Андрей с сияющими глазами внес кошку в квартиру и спустил на пол.
— Ну, ну, добро пожаловать, — сказала я. Борька посмотрела на меня и спокойно двинулась осматривать квартиру. — Юля плакала?
— Еще как, — в голосе сплетались огорчение и радость.
— Значит, одержал победу?
— Мам, мы ведь все по справедливости сделали. Кошка ведь наша. Я же не виноват.
— Я тебя не виню. А девочку жалко. Справедливым быть хорошо, но можно еще и добрым.
— Пусть не обманывают.
— Хорошо, хорошо, — согласилась я. — Что теперь спорить. Дело сделано. Справедливость восстановлена. Иди, корми себя и кошку.
— Я Юле котенка обещал, — оправдывался сын.
— Обещал — сдержи слово. Разогрей ужин с папой. Я поставлю Антошке термометр. Снова температура высокая…
Странная это была ночь.
За окном спал уставший, словно онемевший город. Лишь за рекой ухал бессонный завод.
Андрей с отцом сладко посапывали во сне. На потолке белела полоса света — фонарь во дворе подглядывал за жизнью нашего дома. В углу комнаты тускло горел ночник.

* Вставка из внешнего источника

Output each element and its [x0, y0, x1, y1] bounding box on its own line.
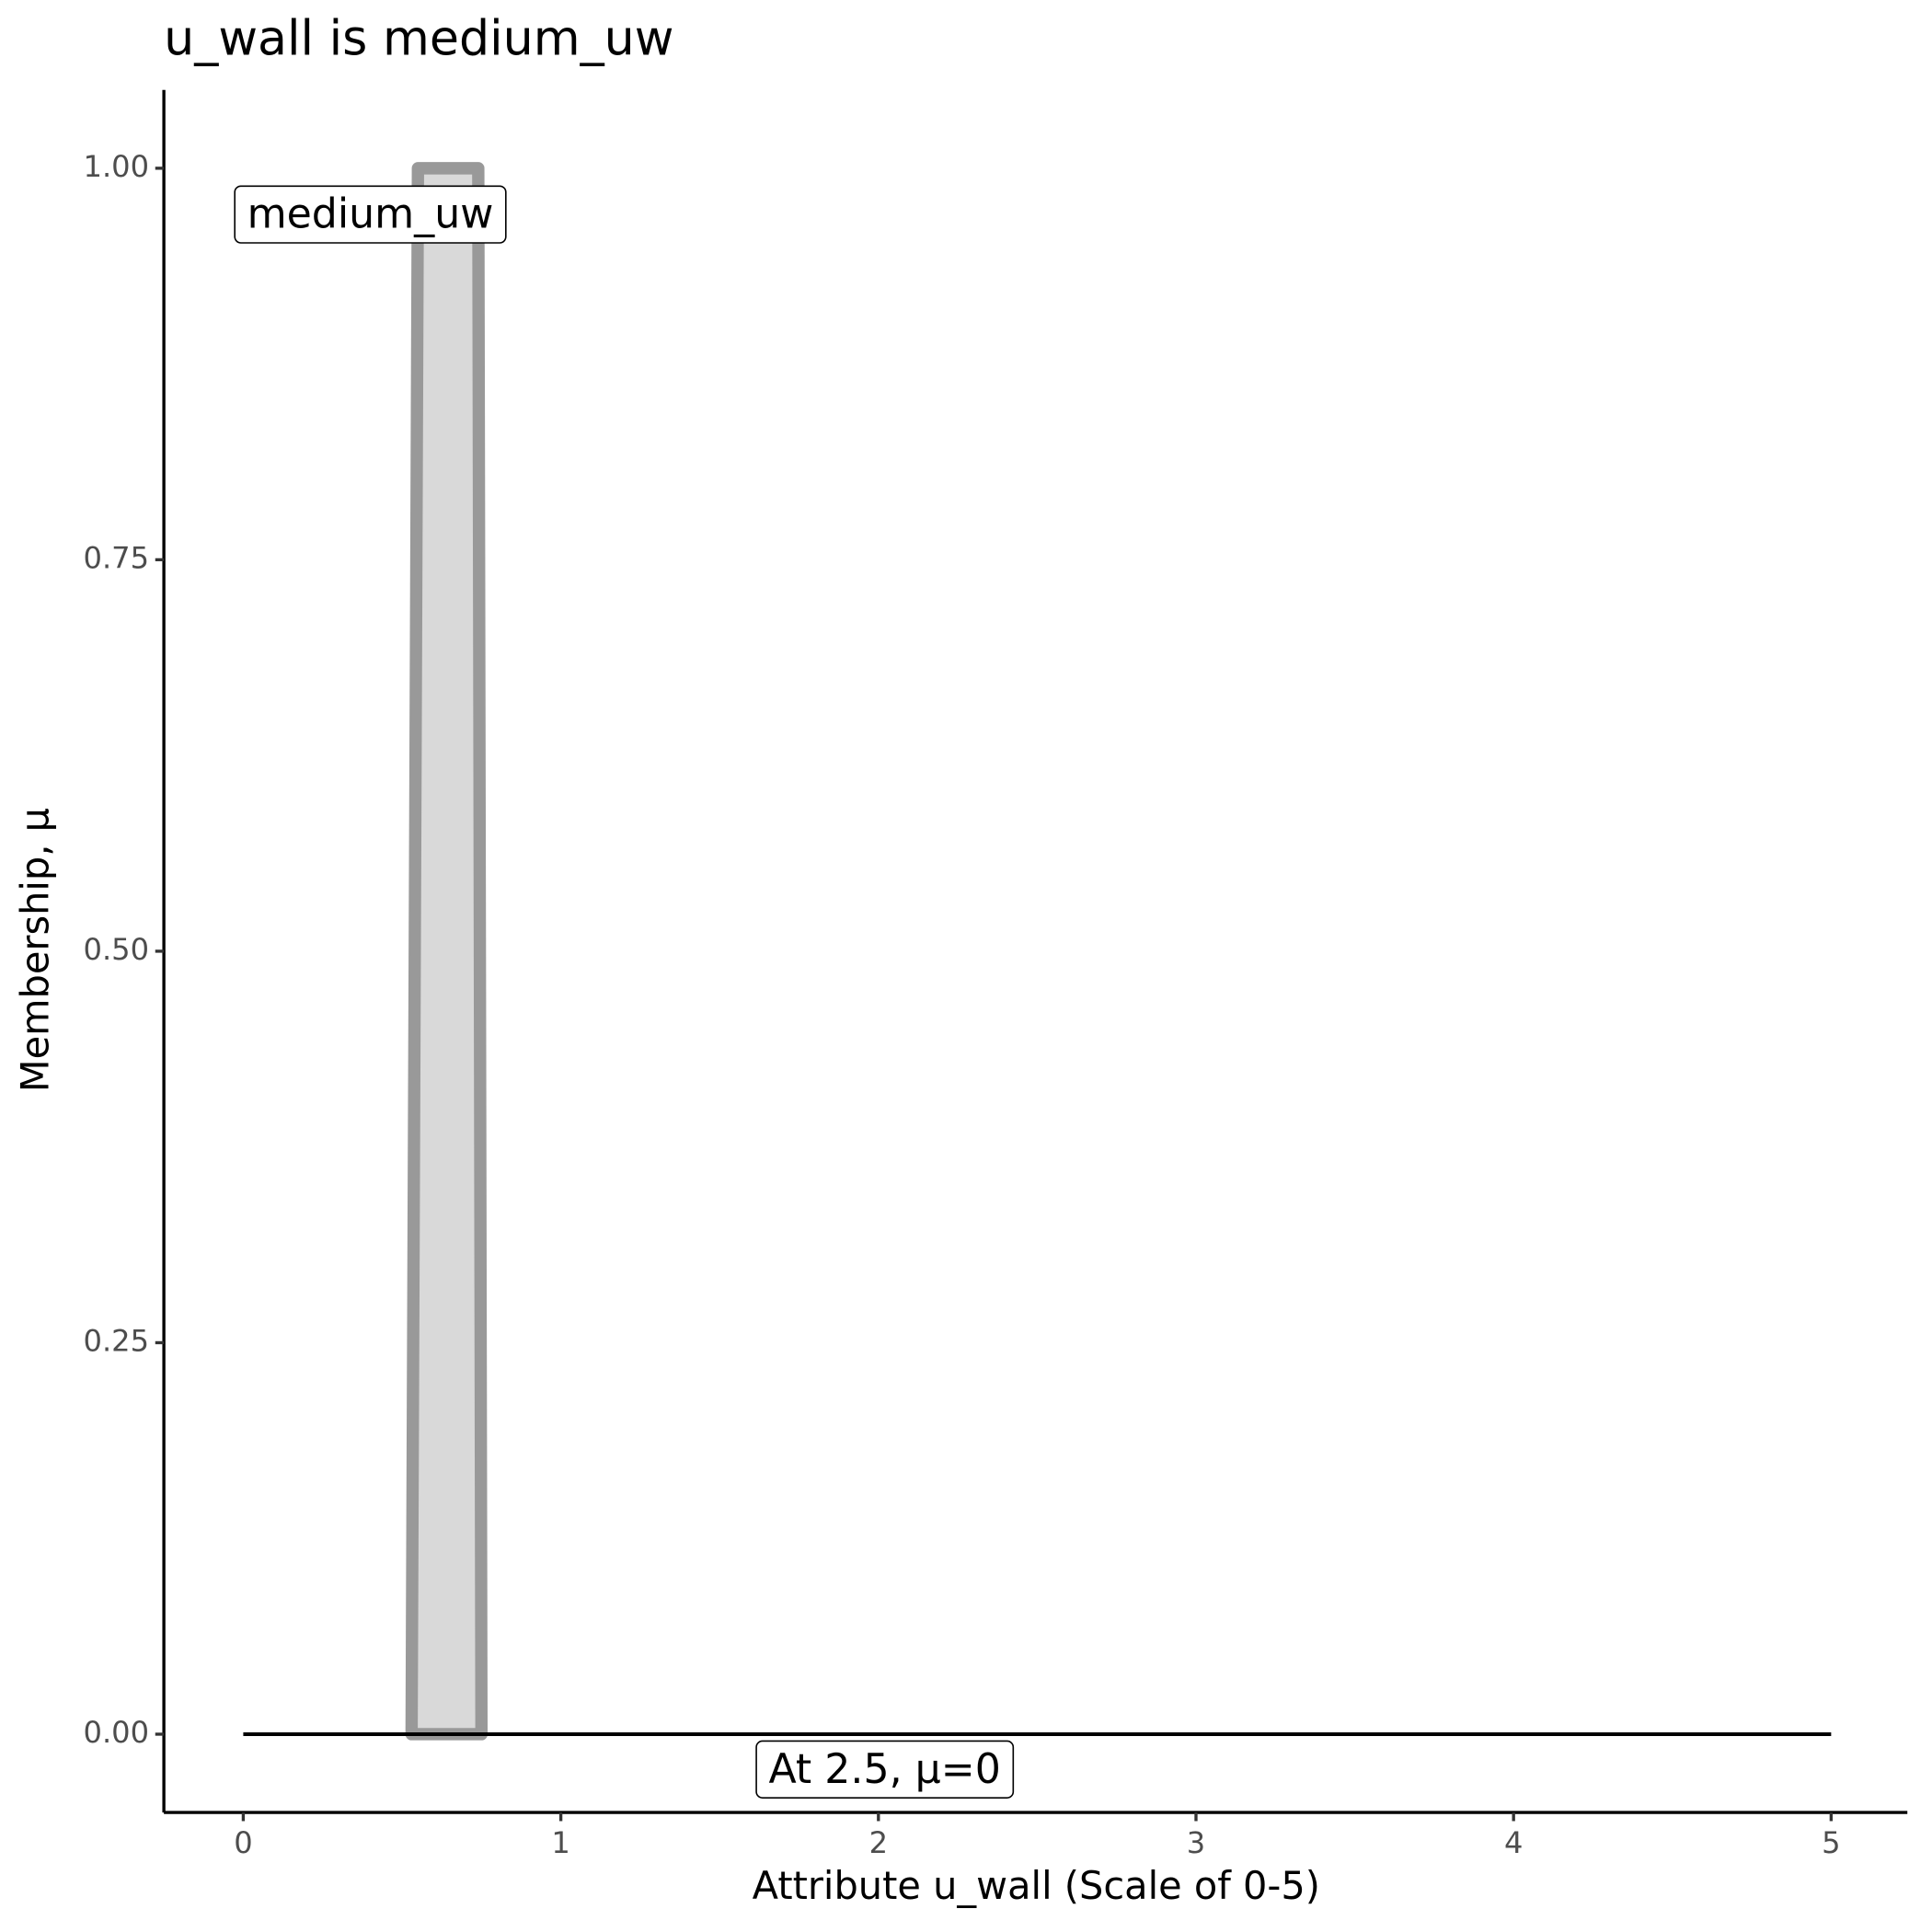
label-box [234, 185, 507, 244]
label-box [755, 1740, 1015, 1799]
x-tick-label: 1 [551, 1825, 569, 1860]
label-text: medium_uw [247, 191, 494, 238]
x-tick-label: 5 [1822, 1825, 1840, 1860]
x-tick-label: 2 [869, 1825, 888, 1860]
chart-title: u_wall is medium_uw [164, 12, 673, 67]
x-tick-label: 3 [1187, 1825, 1205, 1860]
y-tick-label: 0.25 [84, 1323, 150, 1358]
label-text: At 2.5, μ=0 [768, 1746, 1000, 1793]
series-label: medium_uw [234, 185, 507, 244]
series-label: At 2.5, μ=0 [755, 1740, 1015, 1799]
x-tick-label: 4 [1504, 1825, 1523, 1860]
x-tick-label: 0 [234, 1825, 252, 1860]
y-tick-label: 0.50 [84, 932, 150, 967]
y-tick-label: 0.75 [84, 540, 150, 575]
y-tick-label: 1.00 [84, 149, 150, 184]
membership-area [405, 162, 489, 1741]
x-axis-title: Attribute u_wall (Scale of 0-5) [753, 1863, 1320, 1908]
y-axis-title: Membership, μ [13, 808, 58, 1092]
y-tick-label: 0.00 [84, 1715, 150, 1750]
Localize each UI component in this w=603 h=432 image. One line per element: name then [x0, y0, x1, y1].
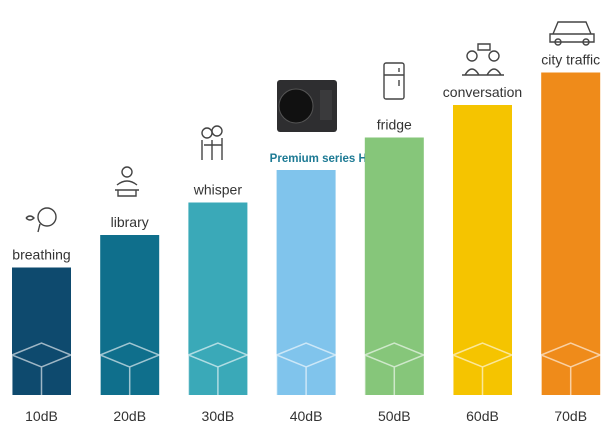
icon-car	[549, 21, 595, 46]
bar-cube-face	[98, 342, 162, 395]
value-label: 50dB	[378, 408, 411, 424]
value-label: 20dB	[113, 408, 146, 424]
bar	[364, 137, 424, 395]
icon-library	[115, 166, 139, 197]
icon-breathing	[25, 207, 57, 233]
bar	[541, 72, 601, 395]
category-label: conversation	[443, 84, 522, 100]
bar-cube-face	[10, 342, 73, 395]
category-label: library	[111, 214, 149, 230]
bar-cube-face	[274, 342, 338, 395]
bar-cube-face	[451, 342, 514, 395]
value-label: 10dB	[25, 408, 58, 424]
bar	[276, 170, 336, 395]
icon-whisper	[201, 125, 223, 160]
icon-heat-pump	[277, 80, 337, 132]
icon-fridge	[383, 62, 405, 100]
value-label: 70dB	[554, 408, 587, 424]
category-label: whisper	[193, 182, 243, 198]
category-label: fridge	[377, 117, 412, 133]
category-label: city traffic	[541, 52, 600, 68]
bar-cube-face	[362, 342, 426, 395]
category-label: breathing	[12, 247, 70, 263]
icon-conversation	[462, 43, 504, 76]
bar-cube-face	[539, 342, 603, 395]
bar	[188, 202, 248, 395]
bar	[453, 105, 512, 395]
value-label: 30dB	[202, 408, 235, 424]
category-label: Premium series HP	[270, 153, 375, 165]
value-label: 60dB	[466, 408, 499, 424]
bar-cube-face	[186, 342, 250, 395]
value-label: 40dB	[290, 408, 323, 424]
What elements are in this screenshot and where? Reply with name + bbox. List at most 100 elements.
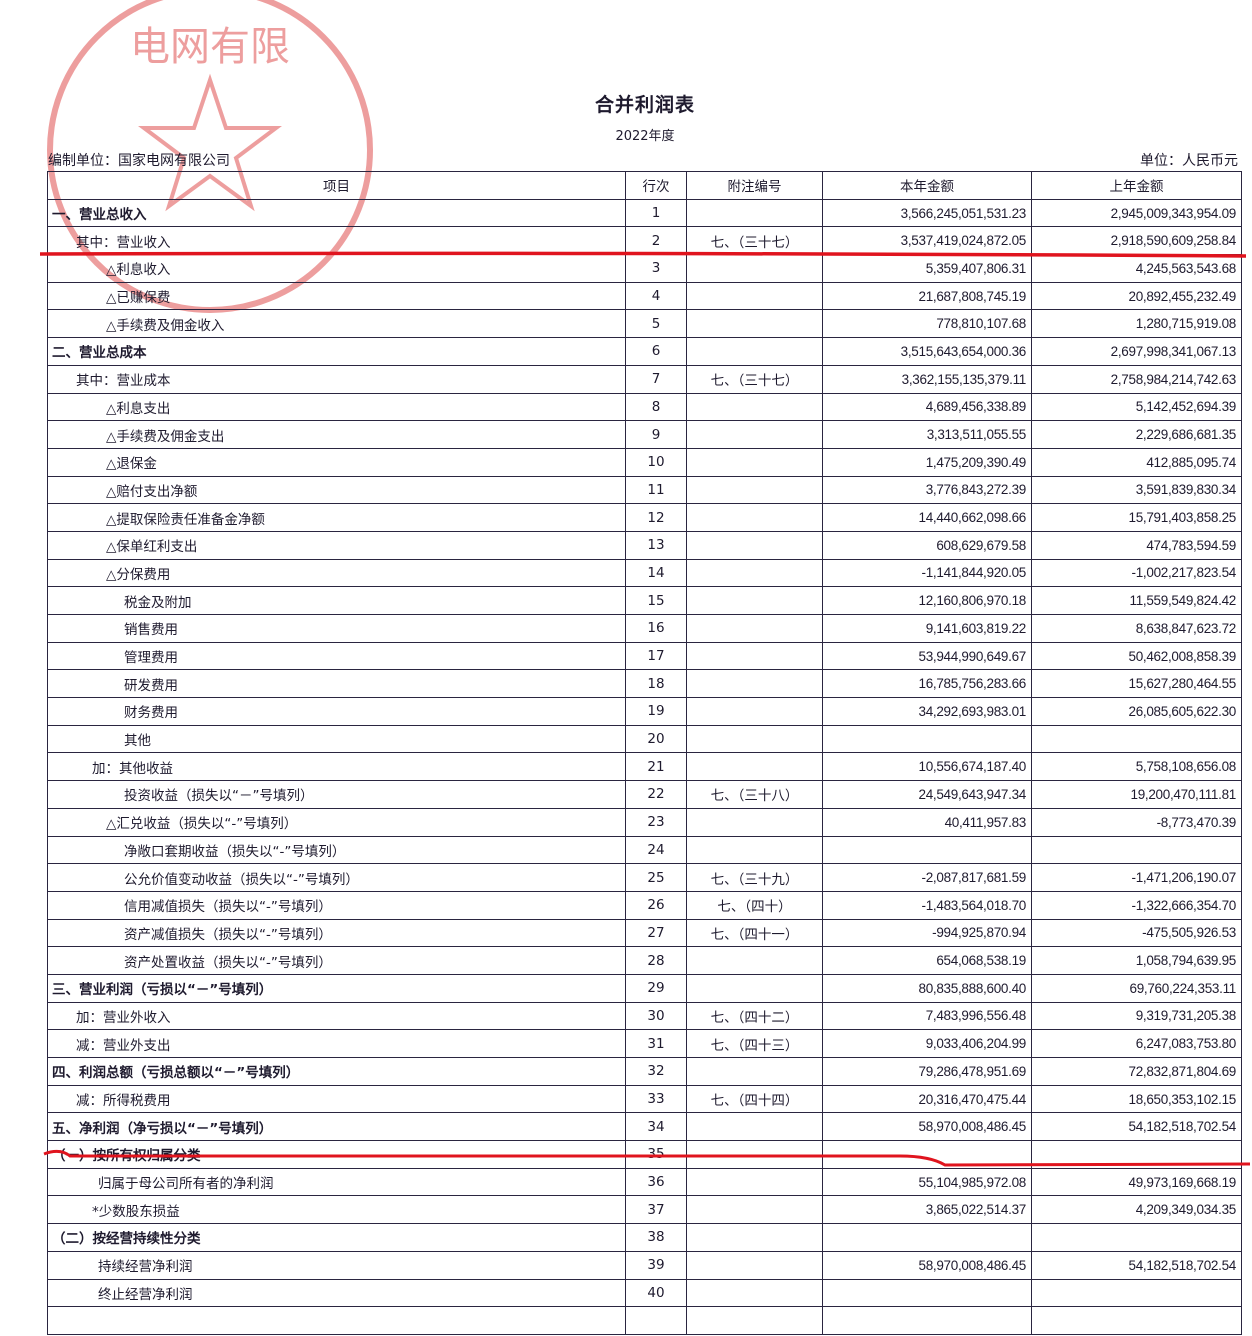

А я с больным ребенком до утра прошагала по квартире. И вместе со мною до утра ходила Борька. Она вплеталась в мои шаги так, что я порой спотыкалась об нее и едва удерживалась на ногах. Хвост она неотрывно держала прижатым к моей ноге. Наш маршрут — двадцать семь шагов — пролегал от балкона в комнате через коридор до окна на кухне. Дойдя до конца пути, я поворачивала назад и за мною — кошка. Иногда я задерживала шаг у стены. Тогда поворачивала назад Борька и, помахивая хвостом, ожидала меня. Не знаю, сколько километров мы за ночь с ней намотали. У меня слипались глаза и ныли ноги. Часам к четырем утра начало пошатывать Борьку. Хвост ее нет-нет да и соскальзывал с моей ноги. Покачивая малыша, я опускалась отдохнуть на краешек кровати. Кошка садилась на полу мордашкой ко мне. Глаза — огромные и зеленые — не мигая смотрели на меня. Жутковато было видеть в полутьме эти два тревожных огонька: они били в мои глаза и спрашивали, почему остановилась.
«Ах ты, моя маленькая женщина в белых гольфах! Лохмачка, моя лохмачка! — улыбалась я ей. — Да неужели же ты узнала меня после трех лет? Что заставляет тебя ходить за мной от стены до стены? Два родных человечка спят и не проснулись ни разу. А ты, глупое создание, меряешь со мной квартиру…»
«Глупое? Может быть, — словно соглашалась она. — Разве это так уж важно сейчас?» Она валилась на бок, вытягивала все четыре лапы в белых гольфах и прикрывала глаза.